Se in passato la Fondazione Leonardo rappresentava un ponte tra mondo scientifico, politico e industriale, oggi sembra sempre più un’emanazione diretta di un’unica azienda, senza più quella capacità di mediazione e di influenza che ne aveva fatto un interlocutore credibile e rispettato.
La nuova Fondazione si propone di divulgare, dibattere e promuovere la ricerca nell’ambito dell’innovazione tecnologica, con un’attenzione particolare alle discipline STEM e al loro impatto sulla competitività e la parità di genere. Tuttavia, se sulla carta il progetto sembra ambizioso, nella pratica emergono alcune criticità.
Il passaggio al modello di ente del terzo settore (ETS), strombazzato come un segnale di apertura e trasparenza, potrebbe in realtà tradursi in una maggiore autonomia decisionale della governance, con un minor controllo da parte delle istituzioni pubbliche. Questo rischio è accentuato dalla sostituzione di figure scientifiche di alto livello con un consiglio direttivo dominato da accademici e giovani ricercatori, spesso privi dell’esperienza necessaria per incidere realmente sulle dinamiche economiche e produttive dell’innovazione tecnologica.

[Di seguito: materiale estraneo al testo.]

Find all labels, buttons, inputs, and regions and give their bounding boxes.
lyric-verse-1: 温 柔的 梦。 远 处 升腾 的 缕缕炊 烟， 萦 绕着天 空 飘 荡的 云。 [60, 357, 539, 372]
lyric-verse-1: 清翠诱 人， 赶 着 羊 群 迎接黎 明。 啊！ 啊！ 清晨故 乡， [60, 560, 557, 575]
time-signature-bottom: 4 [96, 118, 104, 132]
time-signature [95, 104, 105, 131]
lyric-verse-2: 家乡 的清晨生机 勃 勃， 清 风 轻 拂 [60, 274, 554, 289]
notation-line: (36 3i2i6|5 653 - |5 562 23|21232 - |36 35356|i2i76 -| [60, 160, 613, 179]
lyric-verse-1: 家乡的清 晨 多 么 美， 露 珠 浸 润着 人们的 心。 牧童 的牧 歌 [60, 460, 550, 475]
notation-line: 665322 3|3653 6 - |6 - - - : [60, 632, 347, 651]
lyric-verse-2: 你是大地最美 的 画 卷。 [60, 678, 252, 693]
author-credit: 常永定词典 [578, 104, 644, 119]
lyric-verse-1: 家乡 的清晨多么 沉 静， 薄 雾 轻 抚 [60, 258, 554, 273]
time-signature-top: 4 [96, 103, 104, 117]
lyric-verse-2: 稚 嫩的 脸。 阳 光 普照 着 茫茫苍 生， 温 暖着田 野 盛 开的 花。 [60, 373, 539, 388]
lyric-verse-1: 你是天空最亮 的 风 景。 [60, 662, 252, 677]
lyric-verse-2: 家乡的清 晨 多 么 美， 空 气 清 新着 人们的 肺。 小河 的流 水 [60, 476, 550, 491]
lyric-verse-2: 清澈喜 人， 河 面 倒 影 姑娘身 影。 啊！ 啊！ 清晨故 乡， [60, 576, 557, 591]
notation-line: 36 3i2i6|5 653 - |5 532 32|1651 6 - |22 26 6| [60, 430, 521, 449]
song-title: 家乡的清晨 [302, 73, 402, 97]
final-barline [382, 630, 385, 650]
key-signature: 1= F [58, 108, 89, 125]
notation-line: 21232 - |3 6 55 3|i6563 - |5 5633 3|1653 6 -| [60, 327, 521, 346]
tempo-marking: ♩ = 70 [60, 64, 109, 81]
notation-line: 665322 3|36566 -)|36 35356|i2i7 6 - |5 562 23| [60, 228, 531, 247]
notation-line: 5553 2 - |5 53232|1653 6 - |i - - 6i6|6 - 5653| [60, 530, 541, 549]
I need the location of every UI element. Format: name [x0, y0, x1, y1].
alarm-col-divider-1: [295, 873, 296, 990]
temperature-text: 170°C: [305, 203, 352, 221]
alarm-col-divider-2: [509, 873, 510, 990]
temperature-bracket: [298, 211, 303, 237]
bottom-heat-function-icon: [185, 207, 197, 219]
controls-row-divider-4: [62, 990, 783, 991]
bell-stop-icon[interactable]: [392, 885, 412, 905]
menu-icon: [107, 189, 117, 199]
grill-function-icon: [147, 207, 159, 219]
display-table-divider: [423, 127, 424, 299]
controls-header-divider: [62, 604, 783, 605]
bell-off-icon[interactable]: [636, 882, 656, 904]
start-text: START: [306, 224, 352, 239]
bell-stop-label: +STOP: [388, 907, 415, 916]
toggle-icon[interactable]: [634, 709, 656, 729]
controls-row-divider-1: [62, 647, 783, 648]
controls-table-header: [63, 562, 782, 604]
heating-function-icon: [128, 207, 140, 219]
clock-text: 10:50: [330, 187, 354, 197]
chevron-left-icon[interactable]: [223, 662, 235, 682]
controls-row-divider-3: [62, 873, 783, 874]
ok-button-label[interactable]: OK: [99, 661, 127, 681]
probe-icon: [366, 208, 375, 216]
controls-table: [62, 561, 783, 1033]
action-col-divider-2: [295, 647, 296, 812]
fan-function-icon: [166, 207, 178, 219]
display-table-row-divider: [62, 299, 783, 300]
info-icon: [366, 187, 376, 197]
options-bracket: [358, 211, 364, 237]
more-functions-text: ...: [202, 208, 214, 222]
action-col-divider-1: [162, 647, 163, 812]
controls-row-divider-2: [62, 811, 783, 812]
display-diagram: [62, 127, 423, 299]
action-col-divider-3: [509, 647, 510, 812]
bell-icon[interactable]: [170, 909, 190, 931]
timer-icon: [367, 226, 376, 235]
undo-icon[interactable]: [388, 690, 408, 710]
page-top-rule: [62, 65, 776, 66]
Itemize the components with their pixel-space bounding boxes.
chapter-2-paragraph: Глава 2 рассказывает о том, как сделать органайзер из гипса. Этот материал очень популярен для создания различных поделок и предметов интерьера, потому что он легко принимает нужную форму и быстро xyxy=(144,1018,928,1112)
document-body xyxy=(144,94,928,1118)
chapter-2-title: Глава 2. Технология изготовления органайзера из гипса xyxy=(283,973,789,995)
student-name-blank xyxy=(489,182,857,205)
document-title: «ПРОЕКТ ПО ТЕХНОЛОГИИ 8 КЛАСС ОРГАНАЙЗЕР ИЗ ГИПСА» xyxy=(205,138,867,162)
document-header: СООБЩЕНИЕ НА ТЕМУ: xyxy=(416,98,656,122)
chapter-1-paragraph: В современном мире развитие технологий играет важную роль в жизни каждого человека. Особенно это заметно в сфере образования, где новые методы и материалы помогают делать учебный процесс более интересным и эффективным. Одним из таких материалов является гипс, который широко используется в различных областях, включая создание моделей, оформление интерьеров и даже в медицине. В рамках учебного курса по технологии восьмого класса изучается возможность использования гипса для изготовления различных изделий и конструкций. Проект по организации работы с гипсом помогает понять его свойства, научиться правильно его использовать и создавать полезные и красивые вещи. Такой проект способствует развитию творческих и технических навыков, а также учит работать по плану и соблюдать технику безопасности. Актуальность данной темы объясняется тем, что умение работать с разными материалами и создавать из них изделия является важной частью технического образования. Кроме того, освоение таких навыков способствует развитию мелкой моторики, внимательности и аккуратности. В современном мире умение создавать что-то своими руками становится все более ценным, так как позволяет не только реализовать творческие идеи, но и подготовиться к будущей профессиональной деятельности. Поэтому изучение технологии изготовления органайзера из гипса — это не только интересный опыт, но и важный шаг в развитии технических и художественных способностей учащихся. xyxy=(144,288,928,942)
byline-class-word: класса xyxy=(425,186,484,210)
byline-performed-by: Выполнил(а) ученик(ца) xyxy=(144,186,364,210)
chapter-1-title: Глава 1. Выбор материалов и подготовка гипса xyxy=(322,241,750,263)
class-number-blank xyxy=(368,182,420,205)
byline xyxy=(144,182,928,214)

Inoltre, mentre in passato la Fondazione Leonardo aveva promosso un approccio critico e bilanciato sulle nuove tecnologie, oggi il nuovo assetto potrebbe renderla più permeabile a una narrazione unilaterale e acritica sul digitale, allineata agli interessi di pochi grandi attori del settore e meno attenta ai potenziali effetti negativi dell’innovazione.
Il cambio di governance della Fondazione Leonardo ETS segna una discontinuità importante rispetto al passato. La gestione di Luciano Violante aveva assicurato una supervisione rigorosa sugli impatti delle nuove tecnologie, mantenendo un dialogo aperto con istituzioni e cittadini. Oggi, con la guida di Luciano Floridi e l’orientamento più accademico della Fondazione, si rischia una deriva meno concreta, più autoreferenziale e meno incisiva nel contesto industriale e normativo.
L’uscita di scena di importanti scienziati e tecnici, sostituiti da un gruppo di giovani talenti che, per quanto brillanti, non possono essere chiamati a costruire da soli il futuro tecnologico del Paese, rappresenta un segnale d’allarme che non può essere ignorato.
Se a questo si aggiunge la chiusura della Fondazione attorno al solo ecosistema Leonardo, senza più quel respiro internazionale e quella capacità di coinvolgere attori diversi, è chiaro che ci troviamo di fronte a una struttura destinata a perdere progressivamente peso e autorevolezza nel dibattito sull’innovazione.
L’innovazione digitale pone sfide enormi e servono istituzioni capaci di affrontarle con pragmatismo, evitando il rischio di lasciarsi trascinare da una narrazione entusiasta e acritica. Il timore è che la nuova Fondazione Leonardo, nella sua attuale forma, non abbia né la struttura né la leadership per svolgere efficacemente questo compito.